Poso, Nuansapos.com – Dua mantan pejabat Desa Bewa, Kecamatan Lore Selatan, Kabupaten Poso, Sulawesi Tengah, DGT yang sebelumnya menjabat sebagai Kepala Desa periode 2015 -2018 dan dan HW sebagai Pj Kades Bewa tersandung kasus penyimpangan keuangan negara.

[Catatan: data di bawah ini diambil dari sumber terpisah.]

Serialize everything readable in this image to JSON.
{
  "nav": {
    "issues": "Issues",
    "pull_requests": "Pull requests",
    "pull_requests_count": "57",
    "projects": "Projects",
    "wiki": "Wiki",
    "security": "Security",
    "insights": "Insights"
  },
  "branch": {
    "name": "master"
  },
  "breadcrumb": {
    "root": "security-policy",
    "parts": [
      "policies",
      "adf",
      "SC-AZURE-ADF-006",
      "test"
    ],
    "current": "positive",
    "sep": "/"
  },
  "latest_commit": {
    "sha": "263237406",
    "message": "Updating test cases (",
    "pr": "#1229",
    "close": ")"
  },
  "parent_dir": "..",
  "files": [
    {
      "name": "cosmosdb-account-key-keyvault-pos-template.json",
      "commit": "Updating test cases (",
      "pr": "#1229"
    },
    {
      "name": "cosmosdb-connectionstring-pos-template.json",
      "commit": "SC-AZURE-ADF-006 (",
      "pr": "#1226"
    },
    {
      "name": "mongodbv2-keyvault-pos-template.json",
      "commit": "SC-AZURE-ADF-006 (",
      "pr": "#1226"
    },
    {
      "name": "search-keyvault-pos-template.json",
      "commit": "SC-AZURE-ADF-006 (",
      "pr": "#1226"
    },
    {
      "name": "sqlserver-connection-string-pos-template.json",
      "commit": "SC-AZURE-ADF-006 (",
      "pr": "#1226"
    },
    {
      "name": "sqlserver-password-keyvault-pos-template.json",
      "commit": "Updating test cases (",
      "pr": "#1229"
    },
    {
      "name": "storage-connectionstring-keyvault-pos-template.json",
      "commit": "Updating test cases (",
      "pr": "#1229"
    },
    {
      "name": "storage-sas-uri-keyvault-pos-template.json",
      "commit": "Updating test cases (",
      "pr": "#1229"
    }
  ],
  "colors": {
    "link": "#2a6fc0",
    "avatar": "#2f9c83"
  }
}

Keduanya diduga melakukan tindakan penggelapan atas sejumlah item kegiatan yang dikelola saat keduanya dipercayakan memegang jabatan di desa tersebut.
Pada masa pemerintahan DGT terdapat anggaran pajak yang tidak di setor ke kas negara dari tahun 2015 hingga tahun 2017 senilai Rp 34.044.492.
Pada tahun 2015, mantan kades ini juga diduga ikut menggelapkan anggaran sebesar Rp 19.530.000 yang harusnya di bayarkan untuk pembayaran volume pekerjaan fisik dan Rp 14.229.032 pada 2016.
Selain dugaan penggelapan pajak dan pembayaran fisik, pada 2015 silam, DGT juga diduga ikut me-mark up anggaran Dana Desa Rp 1.839.473.
Jika di total secara keseluruhahan, jumlah uang yang di duga di tilep mantan kades ini sebesar Rp 69.642.996.
Sementara untuk HW sebagai Pj Kades 2018 diduga telah merugikan uang negara pada pembayaran kelebihan fisik senilai Rp 23.505.303.
Menanggapi dugaan penyimpangan tersebut sejumlah warga meminta agar segera dipertanggungjawabkan. Warga juga menduga jika terus dikembangkan masih jumlah tersebut bisa saja masih akan bertambah.
” Angka-angka kerugian di atas bila dikembangkan bisa saja bertambah dan itu harusnya segera diselesaikan ,” tanggap warga, Kamis (13/1/2022).
Hingga berita ini diturunkan belum ada kepastian kapan kerugian keuangan negara itu akan di kembalikan oleh kedua mantan pejabat Desa Bewa tersebut.
Sebelumnya Kacabjari Tentena, Yunan Putra Firdaus, SH,MH menghimbau, setiap pengelola anggaran yang merasa mempunyai tunggakan atas kebocoran anggaran yang dikelolanya untuk segera mengembalikan sebelum di proses sesuai hukum yang berlaku.
” Sebaiknya kembalikan sebelum ditindak sesuai hukum yang berlaku,” tegas Yunan.